Isolating Sherlock Holmes in film

With this weekend's "From Brett to Gillette V" coming on this weekend, so soon after that Holmes and Watson preview was released, the thought of Sherlock Holmes's appearances in movies and television is bound to be on many a Sherlockian mind. Books have been written on the subject, conferences have been held (the "V" at the end of FBtG kinda gives that away), and when Sherlockians aren't talking Conan Doyle original Canon, film and TV Sherlocks are where they invariably head next.

Which means we are usually presented with a common fan issue -- a viewpoint of very close focus.

The older a Sherlock Holmes film gets, the further it is removed from the period it was first intended to be shown, the more it is separated from the other works of its time. Take a look at a Sherlockian's DVD shelf and you might find Young Sherlock Holmes next to the Matt Frewer The Hound of the Baskervilles, not far from Robert Downey Jr.'s Sherlock Holmes or Ben Syder's Sherlock Holmes. Almost as if Bill and Ted came by in a time-travelling phone booth and plucked each from its own era to compile for their end-of-semester project.

What you don't see is Young Sherlock Holmes surrounded by Rocky IV, Santa Claus: The Movie, Spies Like Us, King Solomon's Mines, White Nights, or anything else that was in theaters that December of 1985.

Or that Matt Frewer's Hound required changing channels from a Yankees/Mets World Series game or major network reruns of Forrest Gump or The Bridges of Madison County to get to what would eventually become the Hallmark channel.

What might have been a blip on the entertainment world's radar at the time becomes a stand-out on a list of Sherlockian moments from that year, and all the rest fades away. The character of Sherlock Holmes has those of us that love him holding on to productions long past the date they would have otherwise faded from memory. The aforementioned movie White Nights pulled in over twice the box office receipts of Young Sherlock Holmes at roughly the same time, and rare is the person who thinks of White Nights much in 2018. King Solomon's Mines made nearly as much as Young Sherlock Holmes, and there's even good reasons we don't think of it much any more.

Sherlock Holmes movies are fascinating in that we don't require of them all the things we require of any other movies we take the time to see. All of the Sherlockians who will burden themselves with seeing a Will Ferrell movie this year, when they know full well they hate Will Ferrell movies, is a perfect example. And good, bad, or mediocre, that movie will find its way into Sherlockian collections as long as there are Sherlockian collections.

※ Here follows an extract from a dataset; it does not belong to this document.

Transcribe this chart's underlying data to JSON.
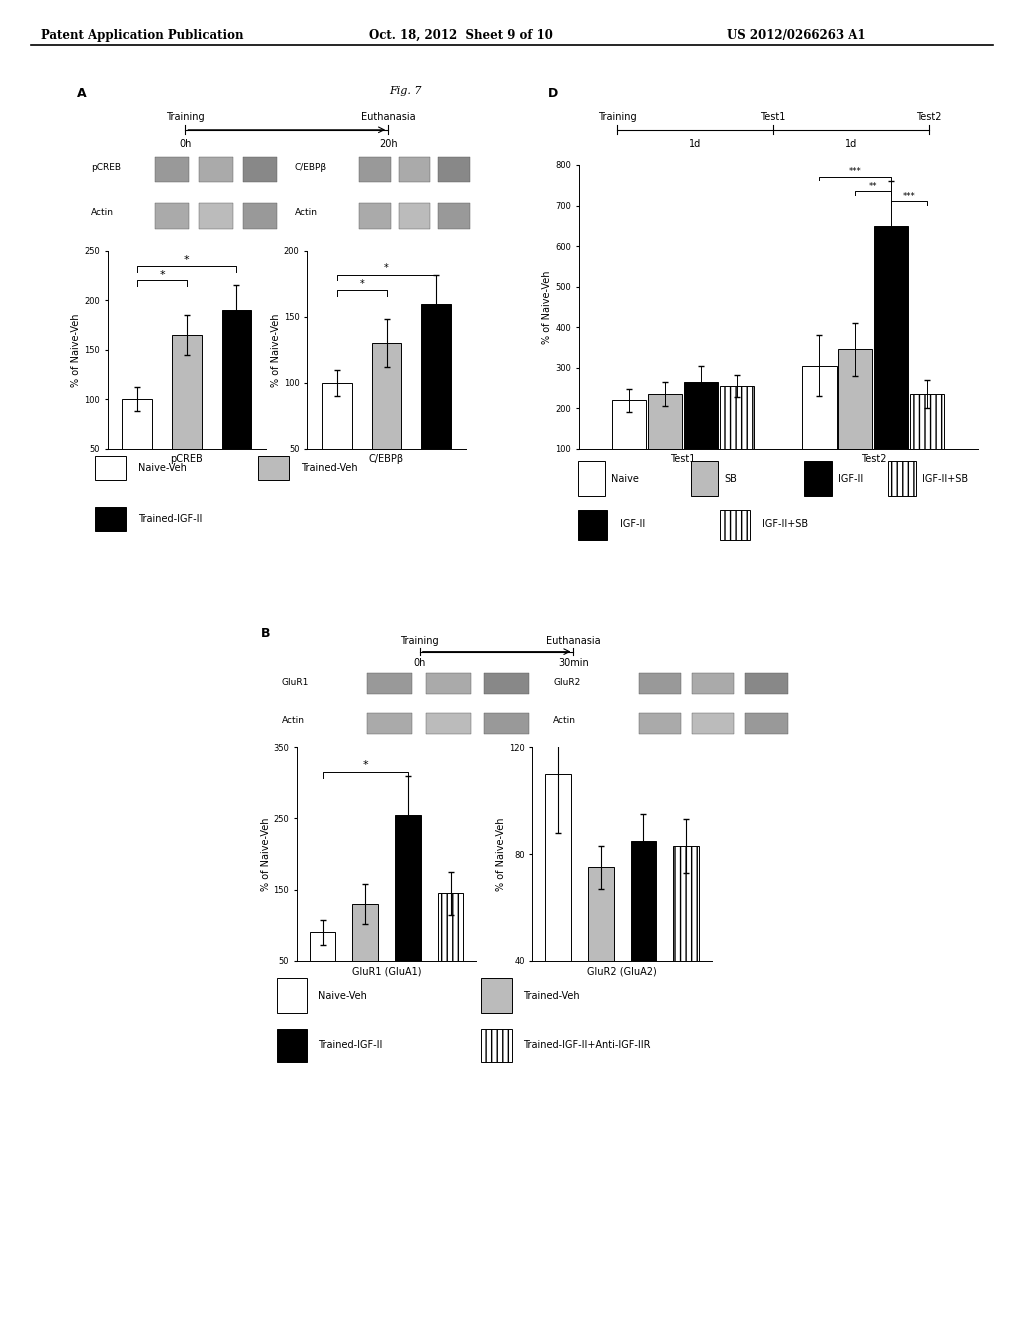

Given that we give movies featuring Sherlock Holmes the sort of advantage we'd give a grandchild singing the National Anthem, has we seen a truly great Sherlock Holmes movie yet? Can we even say objectively?

Maybe not, but with a range stretching from They Might Be Giants to A Case of Evil, we will always have movies and TV shows to compare, contrast, rank, rate, and have many a discussion over. Of all things besides the original stories, they are our most common language as Sherlockians, and one we will surely be using as long as we are Sherlockians.